Supporting Bereaved Individuals
Loss is an inevitable part of life, whether of an individual, pet, job, or relationship. The grieving process for everyone can and will look different, therefore the ways in which people work through their grief and amount of time it takes to do so will vary. Here are a few tips to keep in mind as you support individuals who have experienced loss.
Give space for the bereaved individual to share their grief in the way they need and want
Allowing individuals to communicate thoughts, stories, or feelings about their loss in a manner that fits and feels right to them provides the individual with the opportunity to express and share about their experience when they are ready. Sometimes individuals may not be ready to open up about their grief; they may want you to sit with them in silence or do an activity with them that they need in the moment. The key here involves letting the person indicate their needs without any judgment, pressure, or expectations from you.

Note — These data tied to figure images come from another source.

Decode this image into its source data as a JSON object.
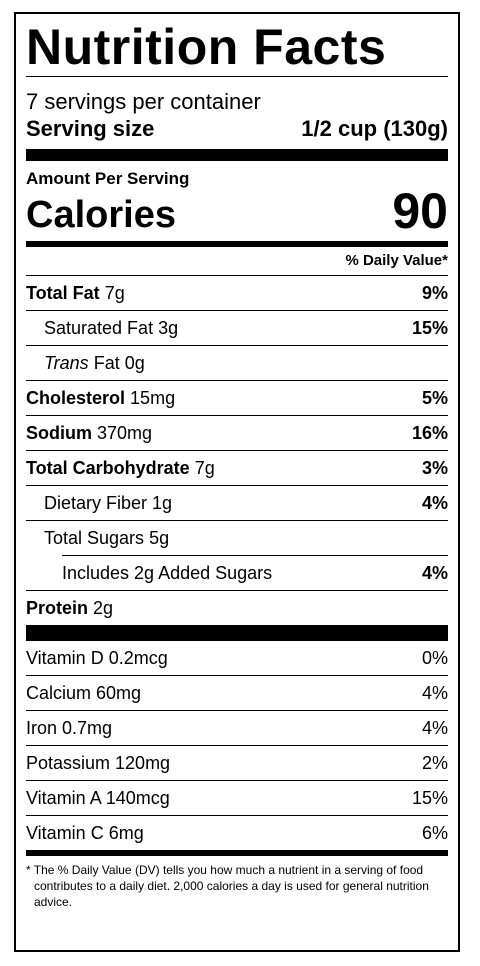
{
  "title": "Nutrition Facts",
  "servings_per_container": "7 servings per container",
  "serving_size_label": "Serving size",
  "serving_size_value": "1/2 cup (130g)",
  "amount_per_serving": "Amount Per Serving",
  "calories_label": "Calories",
  "calories_value": "90",
  "daily_value_header": "% Daily Value*",
  "nutrients": [
    {
      "name": "Total Fat",
      "amount": "7g",
      "dv": "9%"
    },
    {
      "name": "Saturated Fat",
      "amount": "3g",
      "dv": "15%"
    },
    {
      "name": "Trans",
      "name_rest": "Fat",
      "amount": "0g",
      "dv": ""
    },
    {
      "name": "Cholesterol",
      "amount": "15mg",
      "dv": "5%"
    },
    {
      "name": "Sodium",
      "amount": "370mg",
      "dv": "16%"
    },
    {
      "name": "Total Carbohydrate",
      "amount": "7g",
      "dv": "3%"
    },
    {
      "name": "Dietary Fiber",
      "amount": "1g",
      "dv": "4%"
    },
    {
      "name": "Total Sugars",
      "amount": "5g",
      "dv": ""
    },
    {
      "name": "Includes 2g Added Sugars",
      "amount": "",
      "dv": "4%"
    },
    {
      "name": "Protein",
      "amount": "2g",
      "dv": ""
    }
  ],
  "vitamins": [
    {
      "name": "Vitamin D 0.2mcg",
      "dv": "0%"
    },
    {
      "name": "Calcium 60mg",
      "dv": "4%"
    },
    {
      "name": "Iron 0.7mg",
      "dv": "4%"
    },
    {
      "name": "Potassium 120mg",
      "dv": "2%"
    },
    {
      "name": "Vitamin A 140mcg",
      "dv": "15%"
    },
    {
      "name": "Vitamin C 6mg",
      "dv": "6%"
    }
  ],
  "footnote": "* The % Daily Value (DV) tells you how much a nutrient in a serving of food contributes to a daily diet. 2,000 calories a day is used for general nutrition advice."
}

Listen with care and compassion
Paying attention to the words, tone, and facial expressions of the bereaved individual can help you focus on the content that they share with you and actively listen. This involves setting aside your advice on the grieving process, personal experiences with grief and loss, or feelings and thoughts on the loss experienced. Listening requires you to be present with the person, wherever they are in their process, and attend to them with a caring and empathetic attitude. The most important aspect to remember is refraining from giving unsolicited advice and judging the individual’s response to the loss.

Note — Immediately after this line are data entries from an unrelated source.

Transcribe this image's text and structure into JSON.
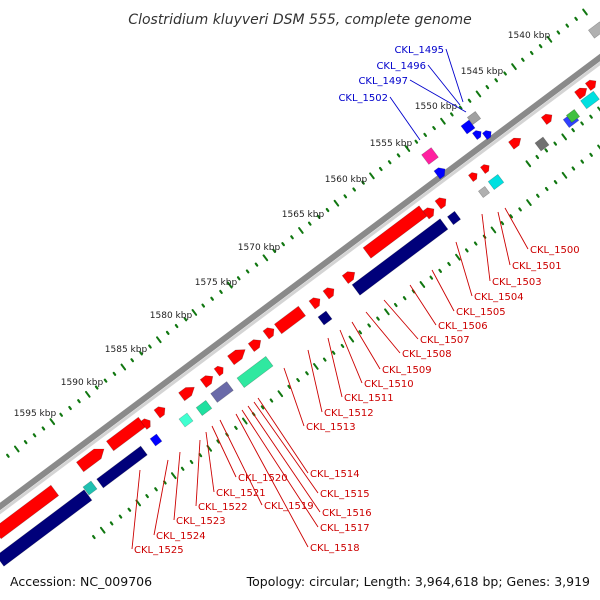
{
  "title": "Clostridium kluyveri DSM 555, complete genome",
  "footer": {
    "accession": "Accession: NC_009706",
    "summary": "Topology: circular; Length: 3,964,618 bp; Genes: 3,919"
  },
  "colors": {
    "forward": "#ff0000",
    "reverse_cds": "#00007a",
    "blue": "#0000ff",
    "gray_track": "#888888",
    "label_reverse": "#0000cc",
    "label_forward": "#cc0000",
    "tick": "#117711"
  },
  "kbp_labels": [
    "1540 kbp",
    "1545 kbp",
    "1550 kbp",
    "1555 kbp",
    "1560 kbp",
    "1565 kbp",
    "1570 kbp",
    "1575 kbp",
    "1580 kbp",
    "1585 kbp",
    "1590 kbp",
    "1595 kbp"
  ],
  "reverse_labels": [
    "CKL_1495",
    "CKL_1496",
    "CKL_1497",
    "CKL_1502"
  ],
  "forward_labels": [
    "CKL_1500",
    "CKL_1501",
    "CKL_1503",
    "CKL_1504",
    "CKL_1505",
    "CKL_1506",
    "CKL_1507",
    "CKL_1508",
    "CKL_1509",
    "CKL_1510",
    "CKL_1511",
    "CKL_1512",
    "CKL_1513",
    "CKL_1514",
    "CKL_1515",
    "CKL_1516",
    "CKL_1517",
    "CKL_1518",
    "CKL_1519",
    "CKL_1520",
    "CKL_1521",
    "CKL_1522",
    "CKL_1523",
    "CKL_1524",
    "CKL_1525"
  ]
}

Ask the individual how you can support them
Seeking the bereaved person’s input on how you can show up for them is a simple way of finding out what they need from you. They may share that they need your help with an errand or a household chore. Getting this information directly from them will help you understand how you can best show up and support them through this challenging time.
While loss and grief can be a difficult subject to discuss, acknowledging the loss with the bereaved individual and letting them know that you are available to listen to them can go a long way.